The road narrowed, eventually forcing the bus to stop. My fellow passengers and I disembarked on a lane that was now completely blocked by our behemoth bus. No matter, it seemed. By this time there were no other vehicles, not even a cart.
We walked the length of a long, tall wall, homing in on the sounds of children singing and clapping. We bent forward as we entered a campus through an open metal gate. Little girls decorated us with necklaces of marigolds and blessed us with red thumbprints of vermilion on our foreheads. Once adorned, we joined in a dance with the children.
Our laughing and smiling international band gathered with local humanitarian workers, teachers, and two teen-age boys under a thatched-roof pavilion. A woman introduced the young men. “This is Huro, and this is Shivji,” she said. “They lived here at the ashram for six months when they were younger …”
Their harrowing experience began when six-year-old cousins Huro and Shivji were playing by a stream and a car pulled up beside them. A man got out and offered them candy, a rare treat for boys who lived in a desperately poor rural village. Huro and Shivji accepted the sweets and the man’s invitation for more. Deceived and whisked into the back of the car, the young boys were forced into the world of slavery.
Hundreds of miles from home Huro and Shivji were separated. Each was locked in a dark room with a carpet loom. Abused, given only a tiny amount of beans and rice, and provided with a tin cup for a toilet, each boy wove carpets for eighteen hours a day, never leaving his room.

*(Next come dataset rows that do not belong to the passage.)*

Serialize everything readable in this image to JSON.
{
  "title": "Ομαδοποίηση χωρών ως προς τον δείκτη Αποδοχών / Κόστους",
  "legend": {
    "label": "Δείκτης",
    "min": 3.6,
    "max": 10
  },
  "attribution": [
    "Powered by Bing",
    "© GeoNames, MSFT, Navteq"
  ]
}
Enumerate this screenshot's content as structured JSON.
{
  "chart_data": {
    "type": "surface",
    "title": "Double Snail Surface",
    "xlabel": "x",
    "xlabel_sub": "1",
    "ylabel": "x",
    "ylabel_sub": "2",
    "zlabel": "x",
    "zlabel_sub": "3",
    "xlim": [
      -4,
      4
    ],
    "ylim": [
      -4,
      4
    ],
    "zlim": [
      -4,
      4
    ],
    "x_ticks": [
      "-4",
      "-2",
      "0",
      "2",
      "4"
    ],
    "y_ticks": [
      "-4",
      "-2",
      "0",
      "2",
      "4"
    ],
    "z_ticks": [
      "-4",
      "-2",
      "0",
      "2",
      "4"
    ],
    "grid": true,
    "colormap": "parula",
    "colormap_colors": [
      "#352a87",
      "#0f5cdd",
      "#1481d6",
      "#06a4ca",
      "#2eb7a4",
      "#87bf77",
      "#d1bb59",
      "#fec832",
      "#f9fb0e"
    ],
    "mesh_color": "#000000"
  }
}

From a village without modern communication, the uneducated, poverty-stricken parents were nearly helpless to find their sons. Without money, a car, or other resources they had no way to search for or publicize the loss of the boys. They were unable to fight corrupt officials who—in return for money—turned a blind eye to children’s slave labor.
Never giving up hope, the parents appealed for help from local representatives of an international organization that rescued children in captivity. Five years later, humanitarian workers rescued Huro and Shivji, reunited them with their parents, and then brought them to the ashram to heal.
My half-listening was over. I scrawled notes in a tablet at a furious pace. My attention was now captive, my focus centered, every ounce of my brain’s capacity fully tuned to the boys’ story. I scribbled down the stages of recovery and the process of aiding a former child slave relearning to play and live in freedom. I scratched out notes about the significance of reading and writing—a marvelous game learned by children at the ashram and passed along to other children when they returned home—skills that help inoculate families against further enslavement. I observed Huro’s deep-set eyes and dark expressions—he was now a young man studying to become a teacher.
A layer of dust and sweat from my hands coated my pen and camera. As the sun began to set, I slung my camera over my shoulder and strolled away from the group. I gazed at my surroundings. Boys played on monkey bars in front of a dormitory. Palms thrived around a low, concrete structure that held latrines. Huro and Shivji continued talking to members of our team under the thatched-roof gazebo. Away from the others, I allowed the scenery to absorb my thoughts … until something in the corner of my eye caught my attention. Young girls in matching red-and-white-checked outfits, under the watchful eye of a motherly figure, stood in rows and watched my every movement.
I wandered over to them as though pulled gently by an invisible string. The woman—their teacher and caregiver—greeted me. She interpreted my hello for the girls and noticed that one of the smaller girls and I were looking at each other, smiling, connecting without saying a word.
“This is Maina,” she said. Two weeks earlier, the eleven-year-old girl had been rescued from the circus, where she had been enslaved, the woman explained.
“Would she like to see a photo of herself?” I asked the teacher.
She translated. Maina’s nod followed. I pulled the camera off my shoulder and held it to my eye. I snapped one last photo in the dimming daylight, and the automatic flash kicked into action. Before checking the photo myself, I turned the camera so Maina could see her image in the tiny screen. She grinned up at me as one of my fellow travelers nudged my elbow to herd me back to our bus.
It was there for a moment; its likeness was captured in pixels for eternity. Maina’s beautiful smile, a result of her rescue and current safety, showed no trace of her previous trauma. It was illuminating. I rode the rays of her smile back to the ashram’s gate.
Shock and disbelief, however, took hold as we retraced our steps down the lane. I began to shiver, and on the dark bus ride back to our quarters, I sobbed. Surely this experience was not real. Was it possible I had misunderstood? Could the ashram’s sign, No More Tools in Tiny Hands, be a prop, a trick, a fake? Where had Mark Little taken us? Did my history books lie or lead me astray by omission? Hadn’t Quakers and other people of faith who conducted the American Underground Railroad—covert connections of escape routes and safe houses to help nineteenth-century slaves to freedom—ended this abomination?
How had such a dirty secret—a conspiracy of deceivers, thieves, sellers, buyers, users, abusers, and consumers—remained hidden from me for so long? My brain and heart searched for an answer that would bring peace and reassurance, but the truth remained solid and unwavering. Child slavery had never been abolished. It was alive and well. Human trafficking—a conduit for bringing people into slavery—slithered stealthily in shadow … strong, powerful, and hungry for victims.
At my tenth consecutive hour of tears, I vowed that I would do something to help Maina and millions of children like her. But how does one person stop or even put a dent in slavery?